Hi I've got a simple date format set up with a custom format string: MMddyy
and I give it the following value to parse: 4 1 01
I don't think it should parse this because of the spaces but the Simple Date Format is returning the date
April 4th 0001AD
any ideas why?
This is expected behaviour - you are telling the DateFormat object to expect a 6 character String representation of a date and that is what you passed in. Spaces are parsed OK. However, if you used "4x1x01" you would get an error. Note that when parsing, leniency defaults to true e.g.
DateFormat df = new SimpleDateFormat("MMddyy");
Date date = df.parse("4 1 01"); // runs successfully (as you know)
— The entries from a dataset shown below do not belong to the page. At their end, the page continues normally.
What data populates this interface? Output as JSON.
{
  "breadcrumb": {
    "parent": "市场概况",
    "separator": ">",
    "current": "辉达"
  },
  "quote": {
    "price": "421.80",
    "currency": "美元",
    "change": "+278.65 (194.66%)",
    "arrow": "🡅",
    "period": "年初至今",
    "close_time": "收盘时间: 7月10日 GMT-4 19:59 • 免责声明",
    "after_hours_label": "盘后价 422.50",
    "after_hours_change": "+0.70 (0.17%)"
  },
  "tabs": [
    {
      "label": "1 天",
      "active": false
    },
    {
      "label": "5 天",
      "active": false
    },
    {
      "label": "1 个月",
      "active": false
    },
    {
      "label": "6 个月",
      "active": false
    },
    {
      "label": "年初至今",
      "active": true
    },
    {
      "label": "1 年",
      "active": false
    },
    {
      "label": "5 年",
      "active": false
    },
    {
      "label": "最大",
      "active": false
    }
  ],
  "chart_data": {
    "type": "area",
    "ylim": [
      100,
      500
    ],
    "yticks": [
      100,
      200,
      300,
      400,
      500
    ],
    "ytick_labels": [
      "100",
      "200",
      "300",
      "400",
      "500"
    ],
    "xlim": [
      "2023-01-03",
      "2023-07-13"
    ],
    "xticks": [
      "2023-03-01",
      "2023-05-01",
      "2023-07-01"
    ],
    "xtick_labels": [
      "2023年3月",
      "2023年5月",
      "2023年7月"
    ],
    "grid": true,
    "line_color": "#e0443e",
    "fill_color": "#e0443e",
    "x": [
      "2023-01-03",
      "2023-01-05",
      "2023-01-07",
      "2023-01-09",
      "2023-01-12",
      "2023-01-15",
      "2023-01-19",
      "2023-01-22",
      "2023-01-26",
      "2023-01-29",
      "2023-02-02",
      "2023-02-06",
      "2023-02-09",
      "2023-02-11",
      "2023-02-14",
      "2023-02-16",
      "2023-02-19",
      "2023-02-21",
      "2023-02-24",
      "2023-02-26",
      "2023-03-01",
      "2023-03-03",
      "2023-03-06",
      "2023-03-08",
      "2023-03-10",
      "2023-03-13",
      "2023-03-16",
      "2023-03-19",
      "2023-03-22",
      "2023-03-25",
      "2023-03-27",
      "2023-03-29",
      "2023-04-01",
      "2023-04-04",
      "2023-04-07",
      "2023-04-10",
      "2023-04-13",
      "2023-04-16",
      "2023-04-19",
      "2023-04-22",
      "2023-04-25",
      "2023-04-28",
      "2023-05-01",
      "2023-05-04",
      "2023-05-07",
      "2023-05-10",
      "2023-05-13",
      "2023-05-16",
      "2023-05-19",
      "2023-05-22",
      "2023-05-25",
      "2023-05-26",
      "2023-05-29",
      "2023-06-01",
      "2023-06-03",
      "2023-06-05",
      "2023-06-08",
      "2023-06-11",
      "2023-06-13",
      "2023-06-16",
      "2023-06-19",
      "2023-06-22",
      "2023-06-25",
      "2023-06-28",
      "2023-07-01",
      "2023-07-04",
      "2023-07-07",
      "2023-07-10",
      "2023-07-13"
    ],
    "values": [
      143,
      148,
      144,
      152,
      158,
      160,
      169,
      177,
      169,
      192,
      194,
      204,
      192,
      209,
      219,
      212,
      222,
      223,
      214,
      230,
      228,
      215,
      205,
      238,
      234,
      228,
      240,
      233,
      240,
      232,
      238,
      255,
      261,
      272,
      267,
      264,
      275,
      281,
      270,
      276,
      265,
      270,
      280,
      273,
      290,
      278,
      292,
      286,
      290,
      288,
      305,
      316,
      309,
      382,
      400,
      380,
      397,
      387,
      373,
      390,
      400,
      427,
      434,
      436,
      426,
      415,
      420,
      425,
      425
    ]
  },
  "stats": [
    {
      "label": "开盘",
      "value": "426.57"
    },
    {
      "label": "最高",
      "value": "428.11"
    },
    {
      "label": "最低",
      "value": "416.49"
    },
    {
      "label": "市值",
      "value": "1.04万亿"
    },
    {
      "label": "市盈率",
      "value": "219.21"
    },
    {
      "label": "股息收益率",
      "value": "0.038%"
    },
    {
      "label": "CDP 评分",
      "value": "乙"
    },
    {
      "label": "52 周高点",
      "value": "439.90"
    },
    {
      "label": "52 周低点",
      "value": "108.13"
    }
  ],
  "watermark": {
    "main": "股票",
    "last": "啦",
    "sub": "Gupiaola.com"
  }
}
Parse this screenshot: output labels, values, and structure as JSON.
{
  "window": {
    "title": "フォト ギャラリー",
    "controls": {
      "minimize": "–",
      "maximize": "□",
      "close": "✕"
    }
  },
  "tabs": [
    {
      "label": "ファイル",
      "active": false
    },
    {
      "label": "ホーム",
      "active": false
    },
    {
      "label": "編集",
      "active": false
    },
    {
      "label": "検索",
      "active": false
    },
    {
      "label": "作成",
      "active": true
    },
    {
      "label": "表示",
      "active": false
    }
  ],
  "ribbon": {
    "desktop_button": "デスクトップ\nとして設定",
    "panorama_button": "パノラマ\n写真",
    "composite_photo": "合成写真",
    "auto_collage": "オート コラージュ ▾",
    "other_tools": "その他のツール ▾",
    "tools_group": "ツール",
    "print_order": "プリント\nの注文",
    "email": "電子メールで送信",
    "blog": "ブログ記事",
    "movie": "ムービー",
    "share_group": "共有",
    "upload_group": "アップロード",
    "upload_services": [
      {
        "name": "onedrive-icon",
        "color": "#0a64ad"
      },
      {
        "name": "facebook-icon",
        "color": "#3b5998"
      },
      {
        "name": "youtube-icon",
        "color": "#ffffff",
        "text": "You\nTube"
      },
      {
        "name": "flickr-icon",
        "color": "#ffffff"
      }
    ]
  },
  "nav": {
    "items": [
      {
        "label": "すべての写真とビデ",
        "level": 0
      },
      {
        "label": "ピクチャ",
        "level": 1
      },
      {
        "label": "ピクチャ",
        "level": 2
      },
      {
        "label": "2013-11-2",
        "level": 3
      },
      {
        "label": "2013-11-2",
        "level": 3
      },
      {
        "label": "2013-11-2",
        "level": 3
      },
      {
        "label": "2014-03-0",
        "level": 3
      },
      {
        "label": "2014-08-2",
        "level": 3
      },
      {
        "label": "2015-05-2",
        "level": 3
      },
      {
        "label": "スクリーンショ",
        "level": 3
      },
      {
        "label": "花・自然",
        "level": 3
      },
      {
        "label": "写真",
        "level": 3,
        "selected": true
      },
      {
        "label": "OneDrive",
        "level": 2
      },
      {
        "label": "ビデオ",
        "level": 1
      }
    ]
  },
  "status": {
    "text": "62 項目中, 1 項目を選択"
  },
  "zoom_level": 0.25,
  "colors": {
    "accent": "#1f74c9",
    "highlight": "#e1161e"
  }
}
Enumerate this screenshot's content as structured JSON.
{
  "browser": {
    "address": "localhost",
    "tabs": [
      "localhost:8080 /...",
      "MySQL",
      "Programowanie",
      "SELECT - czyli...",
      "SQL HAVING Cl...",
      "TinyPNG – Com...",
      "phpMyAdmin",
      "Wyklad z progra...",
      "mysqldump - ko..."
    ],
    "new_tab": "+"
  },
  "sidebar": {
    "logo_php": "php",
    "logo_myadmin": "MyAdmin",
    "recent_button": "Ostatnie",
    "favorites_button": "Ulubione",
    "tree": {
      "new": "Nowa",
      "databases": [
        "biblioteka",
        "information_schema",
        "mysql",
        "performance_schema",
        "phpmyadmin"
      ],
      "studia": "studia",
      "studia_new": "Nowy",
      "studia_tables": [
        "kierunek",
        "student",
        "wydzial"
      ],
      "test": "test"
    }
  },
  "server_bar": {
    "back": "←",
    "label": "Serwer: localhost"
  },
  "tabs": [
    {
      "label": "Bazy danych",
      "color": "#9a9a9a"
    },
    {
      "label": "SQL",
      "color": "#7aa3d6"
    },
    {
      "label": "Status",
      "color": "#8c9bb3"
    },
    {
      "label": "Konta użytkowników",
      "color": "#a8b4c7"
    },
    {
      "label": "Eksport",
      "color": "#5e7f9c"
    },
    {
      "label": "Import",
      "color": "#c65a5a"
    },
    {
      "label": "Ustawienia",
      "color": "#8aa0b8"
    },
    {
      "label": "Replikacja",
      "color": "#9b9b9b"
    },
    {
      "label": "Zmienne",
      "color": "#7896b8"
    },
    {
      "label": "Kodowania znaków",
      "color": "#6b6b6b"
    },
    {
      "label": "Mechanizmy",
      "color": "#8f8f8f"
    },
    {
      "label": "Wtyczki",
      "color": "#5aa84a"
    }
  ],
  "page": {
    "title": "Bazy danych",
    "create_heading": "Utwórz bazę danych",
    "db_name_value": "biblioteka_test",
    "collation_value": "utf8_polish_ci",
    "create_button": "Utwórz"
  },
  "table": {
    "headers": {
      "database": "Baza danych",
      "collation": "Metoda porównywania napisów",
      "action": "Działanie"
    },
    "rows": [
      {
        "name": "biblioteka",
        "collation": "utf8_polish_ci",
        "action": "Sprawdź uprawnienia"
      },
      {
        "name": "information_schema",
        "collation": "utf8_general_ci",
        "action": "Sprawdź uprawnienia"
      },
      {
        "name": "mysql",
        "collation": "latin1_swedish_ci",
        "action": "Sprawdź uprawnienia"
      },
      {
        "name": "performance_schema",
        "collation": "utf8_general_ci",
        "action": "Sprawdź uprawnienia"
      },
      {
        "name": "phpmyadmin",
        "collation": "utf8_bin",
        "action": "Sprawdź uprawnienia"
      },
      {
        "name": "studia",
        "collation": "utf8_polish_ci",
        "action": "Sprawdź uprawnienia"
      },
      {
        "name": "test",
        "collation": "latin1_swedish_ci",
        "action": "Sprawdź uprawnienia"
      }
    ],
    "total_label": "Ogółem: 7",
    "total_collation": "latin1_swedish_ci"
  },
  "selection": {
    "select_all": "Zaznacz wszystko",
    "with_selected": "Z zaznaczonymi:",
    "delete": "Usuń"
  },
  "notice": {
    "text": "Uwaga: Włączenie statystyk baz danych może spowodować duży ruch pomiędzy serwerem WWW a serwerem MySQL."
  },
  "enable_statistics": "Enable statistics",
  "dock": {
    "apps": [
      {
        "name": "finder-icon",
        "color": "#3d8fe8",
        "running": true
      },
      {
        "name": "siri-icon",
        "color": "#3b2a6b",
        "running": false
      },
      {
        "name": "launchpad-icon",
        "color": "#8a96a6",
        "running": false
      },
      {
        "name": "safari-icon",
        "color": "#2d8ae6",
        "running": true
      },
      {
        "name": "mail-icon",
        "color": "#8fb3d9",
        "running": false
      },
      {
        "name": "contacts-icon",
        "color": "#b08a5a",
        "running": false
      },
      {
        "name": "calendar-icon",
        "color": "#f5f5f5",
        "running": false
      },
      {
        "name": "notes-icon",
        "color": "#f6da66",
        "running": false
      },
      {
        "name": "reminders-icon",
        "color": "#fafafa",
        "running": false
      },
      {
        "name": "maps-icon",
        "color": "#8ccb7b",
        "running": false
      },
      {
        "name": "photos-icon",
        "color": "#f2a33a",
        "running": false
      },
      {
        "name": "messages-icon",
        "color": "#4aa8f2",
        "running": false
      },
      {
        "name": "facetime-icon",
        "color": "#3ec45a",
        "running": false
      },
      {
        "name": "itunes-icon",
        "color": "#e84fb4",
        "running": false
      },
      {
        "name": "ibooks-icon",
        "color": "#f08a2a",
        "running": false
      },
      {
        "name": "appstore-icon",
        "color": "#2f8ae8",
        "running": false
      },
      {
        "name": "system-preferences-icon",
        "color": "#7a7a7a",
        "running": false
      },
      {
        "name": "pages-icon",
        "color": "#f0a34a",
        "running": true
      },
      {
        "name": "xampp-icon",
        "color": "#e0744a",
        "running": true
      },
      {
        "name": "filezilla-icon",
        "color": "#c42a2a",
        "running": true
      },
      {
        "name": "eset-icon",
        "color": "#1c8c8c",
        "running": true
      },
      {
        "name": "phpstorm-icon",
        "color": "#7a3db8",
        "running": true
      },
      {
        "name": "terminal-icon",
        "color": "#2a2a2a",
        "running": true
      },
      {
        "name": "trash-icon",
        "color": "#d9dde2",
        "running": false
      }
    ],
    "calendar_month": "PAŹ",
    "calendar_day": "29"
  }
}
DateFormat df = new SimpleDateFormat("MMddyy");
Date date = df.parse("41 01"); // 5 character String - runs successfully
DateFormat df = new SimpleDateFormat("MMddyy");
df.setLenient(false);
Date date = df.parse("41 01"); // 5 character String - causes exception
DateFormat df = new SimpleDateFormat("MMddyy");
Date date = df.parse("999999"); // 6 character String - runs successfully
DateFormat df = new SimpleDateFormat("MMddyy");
df.setLenient(false);
Date date = df.parse("999999"); // 6 character String - causes exception
When leniency is set to true (the default behaviour), the parse makes an effort to decipher invalid input e.g. the 35th day of a 31 day month becomes the 4th day of the next month.